Are you looking for a very large pool of software developers in Africa? My friend, look no more, check Devcenter. TechMoran in a chat with the co-founder of Devcenter, Akinola Falomo as he shares a lot of insights about his startup. The rationale behind creating Devcenter, how far they have grown, how they are being funded and lots more are entailed in this chat. You would do well to read it.

First, why did you go the way of building an online community for software developers? Why not any other conventional online community?

We started Devcenter out of an itch that we desperately needed to scratch. I had tried to build a startup in Lagos and had trouble finding developers to develop the software – we kept hearing about awesome developers but couldn’t find them. So we created the first version of Devcenter to allow Nigerian developers share what they were working on. Eventually, we wanted to work on an open source parser for bank statements and created a Slack Channel for developers who were interested. After that project, it naturally morphed into other projects.

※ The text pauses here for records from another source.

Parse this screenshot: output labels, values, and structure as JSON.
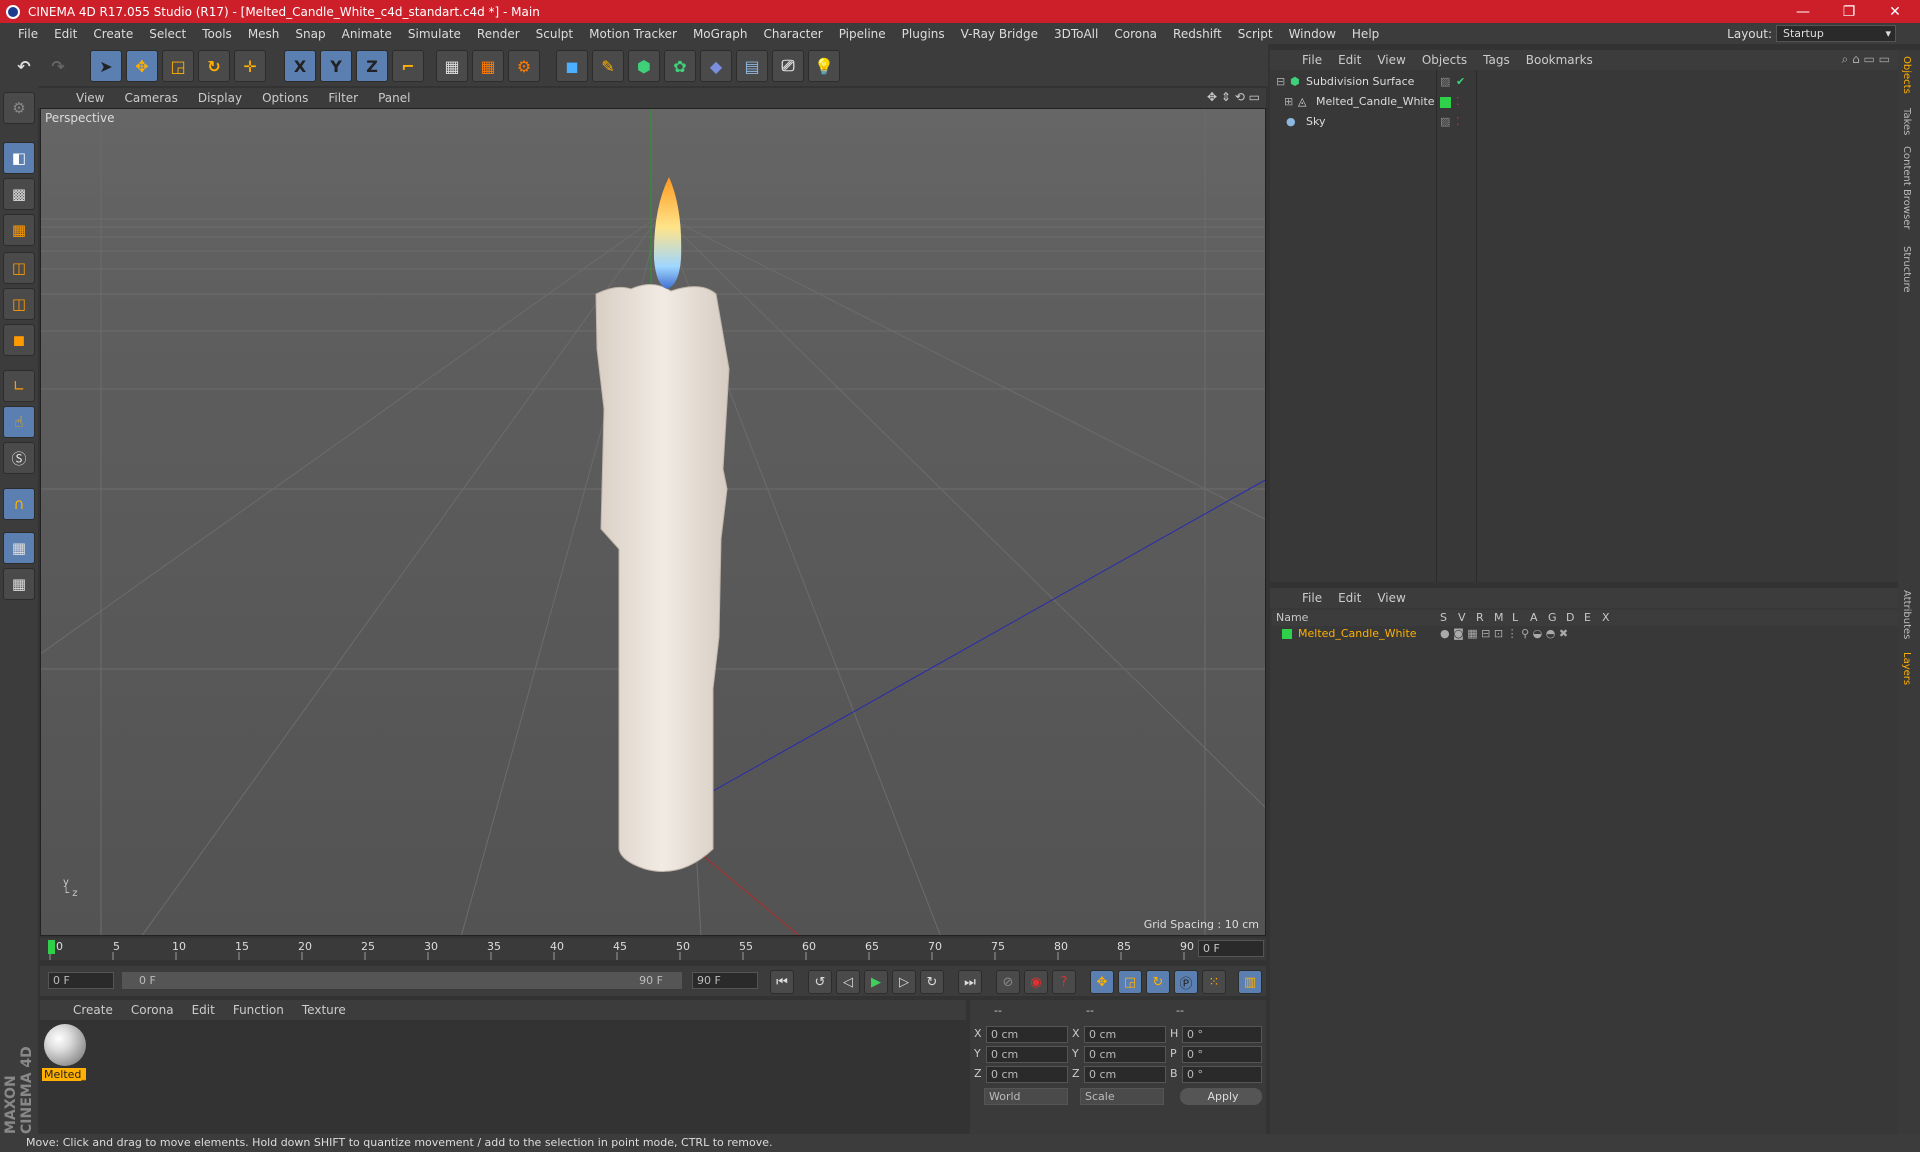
{
  "window": {
    "title": "CINEMA 4D R17.055 Studio (R17) - [Melted_Candle_White_c4d_standart.c4d *] - Main",
    "minimize": "—",
    "restore": "❐",
    "close": "✕"
  },
  "menu": [
    "File",
    "Edit",
    "Create",
    "Select",
    "Tools",
    "Mesh",
    "Snap",
    "Animate",
    "Simulate",
    "Render",
    "Sculpt",
    "Motion Tracker",
    "MoGraph",
    "Character",
    "Pipeline",
    "Plugins",
    "V-Ray Bridge",
    "3DToAll",
    "Corona",
    "Redshift",
    "Script",
    "Window",
    "Help"
  ],
  "layout": {
    "label": "Layout:",
    "value": "Startup"
  },
  "toolbar": {
    "x": "X",
    "y": "Y",
    "z": "Z"
  },
  "viewport": {
    "menu": [
      "View",
      "Cameras",
      "Display",
      "Options",
      "Filter",
      "Panel"
    ],
    "label": "Perspective",
    "grid_spacing": "Grid Spacing : 10 cm"
  },
  "timeline": {
    "ticks": [
      "0",
      "5",
      "10",
      "15",
      "20",
      "25",
      "30",
      "35",
      "40",
      "45",
      "50",
      "55",
      "60",
      "65",
      "70",
      "75",
      "80",
      "85",
      "90"
    ],
    "current_frame": "0 F",
    "start": "0 F",
    "range_start": "0 F",
    "range_end": "90 F",
    "end": "90 F"
  },
  "material_menu": [
    "Create",
    "Corona",
    "Edit",
    "Function",
    "Texture"
  ],
  "material": {
    "name": "Melted_"
  },
  "coords": {
    "hdr": [
      "--",
      "--",
      "--"
    ],
    "rows": [
      {
        "a": "X",
        "av": "0 cm",
        "b": "X",
        "bv": "0 cm",
        "c": "H",
        "cv": "0 °"
      },
      {
        "a": "Y",
        "av": "0 cm",
        "b": "Y",
        "bv": "0 cm",
        "c": "P",
        "cv": "0 °"
      },
      {
        "a": "Z",
        "av": "0 cm",
        "b": "Z",
        "bv": "0 cm",
        "c": "B",
        "cv": "0 °"
      }
    ],
    "world": "World",
    "scale": "Scale",
    "apply": "Apply"
  },
  "status": "Move: Click and drag to move elements. Hold down SHIFT to quantize movement / add to the selection in point mode, CTRL to remove.",
  "objects_menu": [
    "File",
    "Edit",
    "View",
    "Objects",
    "Tags",
    "Bookmarks"
  ],
  "objects": [
    {
      "name": "Subdivision Surface"
    },
    {
      "name": "Melted_Candle_White"
    },
    {
      "name": "Sky"
    }
  ],
  "layers_menu": [
    "File",
    "Edit",
    "View"
  ],
  "layers": {
    "header": {
      "name": "Name",
      "cols": [
        "S",
        "V",
        "R",
        "M",
        "L",
        "A",
        "G",
        "D",
        "E",
        "X"
      ]
    },
    "items": [
      {
        "name": "Melted_Candle_White"
      }
    ]
  },
  "right_tabs": [
    "Objects",
    "Takes",
    "Content Browser",
    "Structure",
    "Attributes",
    "Layers"
  ],
  "maxon": "MAXON CINEMA 4D",
  "colors": {
    "titlebar": "#cc1f2a",
    "accent": "#ffb000",
    "selected": "#5a7fb0"
  }
}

You launched Devcenter jobs mid last year. Have you made a very significant impact in providing jobs for software developers?

We launched an MVP mid last year but the product has gone through a lot of iterations to where it is now. We have made a small impact but we’re not where we want to be yet. So far we’ve paid 20 million Naira out to developers in our current pool. As we grow, we are working hard to give developers access to more jobs.

How has the funding journey been like at Devcenter? Did you bootstrap the startup at first? How about investments?

For the first few years, running as a community, and up until the end of last year we were completely bootstrapped. We raised a seed round from VGG and other investors.

Have you ever had to deal with a developer who did NOT satisfy his/her client? How did you go about it?

Yes but not very often. We are very big “system thinkers” at Devcenter. We believe that by creating system using processes, we are able to achieve better results. We essentially work through the project deliverables with the developers and designers involved until delivery of the project. Our core promise to clients is to deliver projects on time and at budget.

What is your philosophy towards work as a co-founder of Devcenter?

First, we are trying to redefine what “work” means in Africa. I believe it will become more distributed and remote. My  philosophy towards work is to to push through obstacles and carry out the action that needs to be done. Every few months, I try new strategies for work to see how we can be more optimal. Thanks to books like Deep work by Cal Newport and Scrum by Jeff Sutherland, I have a non conventional view of how work should be done.

Can you give us a peek into the team behind Devcenter? Are they software developers too, or is it just you at the helm of affairs?

We’re growing a world class team at Devcenter – we currently have a product development team, project management team as well as marketing and sales teams. These people have been carefully handpicked to fit the kind of product and community we’re building.

How do you hire? I want to think you do not fancy academic degrees, because most software developers don’t have/use/want one. Is this true?

Hiring developers for our talent pool is a process we continually optimize, we are learning new things everyday. At the moment, we use a mix of coding tests, portfolio checks, referrals and one-on-one interviews. We are looking to improve this with behavioral learning using certain parameters to predict the developer’s attitude.

What qualities do you hammer on most for your software developers to have when dealing with clients?

When you look at our business properly, you would notice it’s a time business. We need to deliver the client’s work as at when promised and we make sure all the developers in our pool are tested for delivery at optimal times. Also, the developer’s soft skills, this is also very important in relating with the project manager on the job and also the client in few cases.

How about if a software developer does not want money in return for a job? What if they want to co-found the product they are developing?

Currently, we don’t have this option but it is something we are looking to explore in a couple of years.

What steps have you made to recruit the raw software developing talents still on the streets of the continent, and not on Devcenter?

We currently support and have hosted a lot of developer outreach programs. We have hosted Hackathons, meetups and shared developer tools and tutorials via our newsletter. In Square, our online community,  we have fostered interactions between several skill levels of developers. Square allows newbies connect with professionals and grow in a loving environment.

I’d need a few words for young software developers, and upcoming tech entrepreneurs.

I’m not really a fan of this question but I’ll say; look for, and follow the signal,and ignore the noise.